Die Inszenierung findet in und vor der ehemaligen Teilanstalt 1 statt, die nach zahlreichen erfolgreichen Klagen Inhaftierter 2012 geschlossen wurde. In einigen der 5,25 Quadratmeter großen Zellen ist heute die Kunstausstellung eines Gefangenen zu sehen. Das Stück beginnt inmitten dieser bedrückenden Kulisse, fortgeführt wird es im Hof mit Sitztribüne und einfacher Requisite. Die Gefangenen setzen starke eigene Akzente zwischen dem nicht ganz einfachen textlichen Stoff über Hungerlöhne, Unsicherheit und Aufstand. So zum Beispiel, wenn sie das Lied „Mavi Mavi“ des Sängers İbrahim Tatlıses singen und dazu tanzen. Auf einem der Flugblätter, die durch die Reihen gereicht werden, ist neben dem Konterfei Ernst Tollers zu lesen: „Wir müssen kämpfen, weil wir Menschen sind“.
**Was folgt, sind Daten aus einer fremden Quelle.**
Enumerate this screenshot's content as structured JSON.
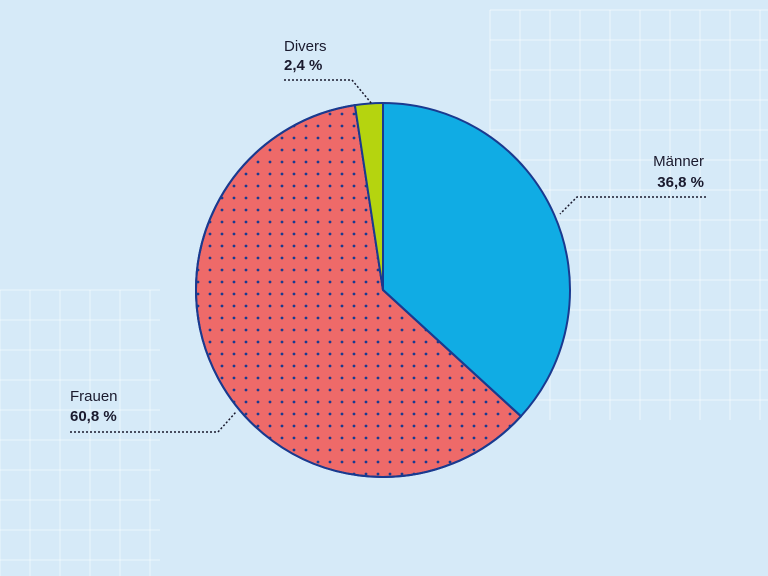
{
  "chart_data": {
    "type": "pie",
    "slices": [
      {
        "label": "Männer",
        "value_text": "36,8 %",
        "value": 36.8,
        "color": "#10ace4",
        "pattern": "none"
      },
      {
        "label": "Frauen",
        "value_text": "60,8 %",
        "value": 60.8,
        "color": "#ee6a69",
        "pattern": "dots"
      },
      {
        "label": "Divers",
        "value_text": "2,4 %",
        "value": 2.4,
        "color": "#b5d40f",
        "pattern": "none"
      }
    ],
    "start_angle": "12 o'clock",
    "direction": "clockwise",
    "outline_color": "#1a3a8f",
    "background": "#d6eaf8",
    "grid_decoration": true
  }
}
Die historischen Texte seien nicht ganz einfach einzustudieren gewesen, sagt mir einer der Beteiligten im anschließenden Gespräch. Sie täglich nach der Arbeit einzustudieren habe ihm Freude bereitet, sei aber auch eine Belastung gewesen. „Ich selbst werde nicht nochmal dabei sein. Aber ich habe großen Respekt vor Peter [Atanassow, Regisseur], dass er so unterschiedliche Leute, die noch nicht Theater gespielt haben, dazu bringt.“ Von der Gründung der Gefangenengewerkschaft haben die Beteiligten noch nicht gehört. „Es ist ja auch nicht so einfach, sich hier zu versammeln“, sagt ein anderer Inhaftierter. Doch in Bayern, wo er auch bereits gesessen habe, seien die Verhältnisse viel härter. Hier könne man zumindest mit den Geräten der Firma Telio telefonieren, das sei dort undenkbar gewesen. Von den Gruppenleiter_innen, die Kontakt zu den Gefangenen pflegen sollen und unter anderem für Prognosen verantwortlich sind, sei die Teilnahme an Theater nicht honoriert worden, man sei eher Skepsis begegnet. „Wer hat die Arbeiter aufgewiegelt? – Sie sollen sie Maschinen zerstören“, ruft es nun bis zum 11. Juli im Gleichklang über den Gefängnishof. Wer damit rechnet, dass der Hauch von Revolte in Tegel sich nicht weiter trägt, sollte sich das Stück unbedingt bis dahin anschauen.

 

Die Maschinenstürmer

nach einem Drama von Ernst Toller

Maschinen statt Menschen.
Hungerlöhne. Unsicherheit. Aufstand.

Premiere: Mittwoch, 18. Juni 2014 um 18 Uhr
Weitere Vorstellungen: 20., 25., 27. Juni und 2., 4., 9., 11. Juli 2014.
Beginn: jeweils um 18 Uhr. Einlass: 16.30-17.30 (Kein Nacheinlass!)
Dauer: ca 70 Minuten. Im Anschluss besteht die Möglichkeit zum Publikumsgespräch.